I would have felt very different about the Vision Letter had it said forthrightly, “Among many denials of democracy and of Jewish values in the State today is its worsening insistence on subjugating the Palestinian people and making less and less possible the emergence of a new Palestine alongside of and at peace with Israel. But we see that goal is very difficult to achieve right now, and we want to work on others that will strengthen Israeli grass-roots democracy and the vitality of grass-roots Judaism there. We hope what we do on those questions will make it easier to end the Occupation.”
Even if Reform, Conservative, Reconstructionist, Renewal, Humanist, and Modern Orthodox Jews were all allowed to have their rabbis marry their congregants, that would still not equal democracy so long as the whole structure of the State leans more and more on subjugation of the Palestinians. (And it would not mean the prophetic Judaism promised by the Declaration of Independence, either.)
As I wrote the other day, recreating democracy and a vital Judaism in Israel today while remaining silent about the Occupation is as if US Jews in 1861, facing a society heavily invested in economic and political support for slavery, had focused on anti-democratic discrimination against Jews – and there was plenty! — without even mentioning the monstrous denial of democracy involved in slavery.
For me, the better model — one of my rabbinic heroes – has been Rabbi David Einhorn. In 1861, in the Southern city of Baltimore in the slaveholding state of Maryland –– a city commercially and interpersonally linked to the South – he cried out that Torah demanded the abolition of slavery, naming the real anti-democratic, anti-Jewish monster. His own congregants threatened his life and forced him to flee Baltimore. He moved to Philadelphia, where slavery had been outlawed, and brought new life to a synagogue, Keneseth Israel, that remains successful today,
I hope that Rabbis who speak out about their religious marginalization in Israel – as they should! – will speak also about the denial of equality to Israelis of Palestinian culture and connection, the ill-treatment of the Israeli poor, the encroaching attacks on freedom of speech, and above all, about the cancer of the Occupation, as Einhorn did about the cancer of slavery.

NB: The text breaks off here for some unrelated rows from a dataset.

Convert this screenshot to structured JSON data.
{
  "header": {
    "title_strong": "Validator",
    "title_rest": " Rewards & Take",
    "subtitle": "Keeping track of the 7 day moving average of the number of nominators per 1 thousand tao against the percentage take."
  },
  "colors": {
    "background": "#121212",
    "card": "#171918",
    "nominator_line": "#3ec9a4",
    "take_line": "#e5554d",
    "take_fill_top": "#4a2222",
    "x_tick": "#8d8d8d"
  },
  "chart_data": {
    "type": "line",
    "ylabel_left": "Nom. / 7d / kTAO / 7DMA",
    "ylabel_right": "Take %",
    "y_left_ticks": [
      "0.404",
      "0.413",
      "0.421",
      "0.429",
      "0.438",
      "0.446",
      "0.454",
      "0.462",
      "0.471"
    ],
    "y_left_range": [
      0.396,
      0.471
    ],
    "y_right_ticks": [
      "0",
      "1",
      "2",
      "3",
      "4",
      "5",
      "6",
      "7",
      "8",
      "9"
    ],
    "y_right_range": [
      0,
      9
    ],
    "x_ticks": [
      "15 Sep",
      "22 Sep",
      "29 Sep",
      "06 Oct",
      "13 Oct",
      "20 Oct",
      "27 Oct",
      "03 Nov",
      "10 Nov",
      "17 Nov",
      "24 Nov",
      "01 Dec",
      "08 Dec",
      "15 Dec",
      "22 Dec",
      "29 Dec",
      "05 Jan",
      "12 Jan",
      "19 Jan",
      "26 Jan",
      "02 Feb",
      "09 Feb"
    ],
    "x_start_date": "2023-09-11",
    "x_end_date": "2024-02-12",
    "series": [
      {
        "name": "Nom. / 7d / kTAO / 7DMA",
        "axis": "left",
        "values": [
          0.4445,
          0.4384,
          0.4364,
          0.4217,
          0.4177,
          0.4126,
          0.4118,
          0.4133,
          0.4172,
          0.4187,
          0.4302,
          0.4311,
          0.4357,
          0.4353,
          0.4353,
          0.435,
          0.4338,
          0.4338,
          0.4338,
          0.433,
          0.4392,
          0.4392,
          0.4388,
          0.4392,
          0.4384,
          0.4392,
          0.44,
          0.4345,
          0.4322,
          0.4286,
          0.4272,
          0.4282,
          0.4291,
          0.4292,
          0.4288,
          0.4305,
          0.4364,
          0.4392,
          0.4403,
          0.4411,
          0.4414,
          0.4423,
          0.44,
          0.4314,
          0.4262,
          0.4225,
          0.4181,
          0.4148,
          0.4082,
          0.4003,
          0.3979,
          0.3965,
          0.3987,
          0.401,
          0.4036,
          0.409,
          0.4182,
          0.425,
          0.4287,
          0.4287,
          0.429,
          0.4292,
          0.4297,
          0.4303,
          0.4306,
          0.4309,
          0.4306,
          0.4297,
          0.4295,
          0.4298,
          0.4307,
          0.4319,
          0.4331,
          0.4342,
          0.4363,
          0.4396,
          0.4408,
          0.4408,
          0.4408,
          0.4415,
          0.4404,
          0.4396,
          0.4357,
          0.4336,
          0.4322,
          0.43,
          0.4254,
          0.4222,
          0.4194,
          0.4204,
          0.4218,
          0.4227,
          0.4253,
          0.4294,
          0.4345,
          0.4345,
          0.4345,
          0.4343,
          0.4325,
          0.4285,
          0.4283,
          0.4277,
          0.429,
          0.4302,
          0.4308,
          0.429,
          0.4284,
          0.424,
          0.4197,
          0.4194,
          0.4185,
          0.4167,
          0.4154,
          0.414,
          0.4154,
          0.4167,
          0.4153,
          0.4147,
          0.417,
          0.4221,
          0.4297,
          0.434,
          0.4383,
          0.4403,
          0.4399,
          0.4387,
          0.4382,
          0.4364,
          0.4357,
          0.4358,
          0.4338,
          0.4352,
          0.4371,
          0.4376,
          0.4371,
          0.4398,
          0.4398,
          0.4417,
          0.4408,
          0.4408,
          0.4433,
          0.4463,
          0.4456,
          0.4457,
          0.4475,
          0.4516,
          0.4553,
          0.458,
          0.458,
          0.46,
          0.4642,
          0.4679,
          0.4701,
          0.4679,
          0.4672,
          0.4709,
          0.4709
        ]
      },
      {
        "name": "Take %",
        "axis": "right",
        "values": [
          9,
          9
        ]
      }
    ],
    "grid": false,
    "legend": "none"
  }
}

For what then must I “Turn” and do tshuvah ? For writing as if without addressing this broader and fuller truth there would be no merit at all in raising one of the many ways in which Israeli democracy and the values of the Prophets are in tatters. But there is merit in what Rabbis Regev and Angel did –– not as much as I think we needed, but merit nevertheless.
Blessings for a year of emet, tzedek, v’shalom — truth, justice, and loving peacefulness. Without all three of these pillars, the world cannot stand. We must rebuild all three.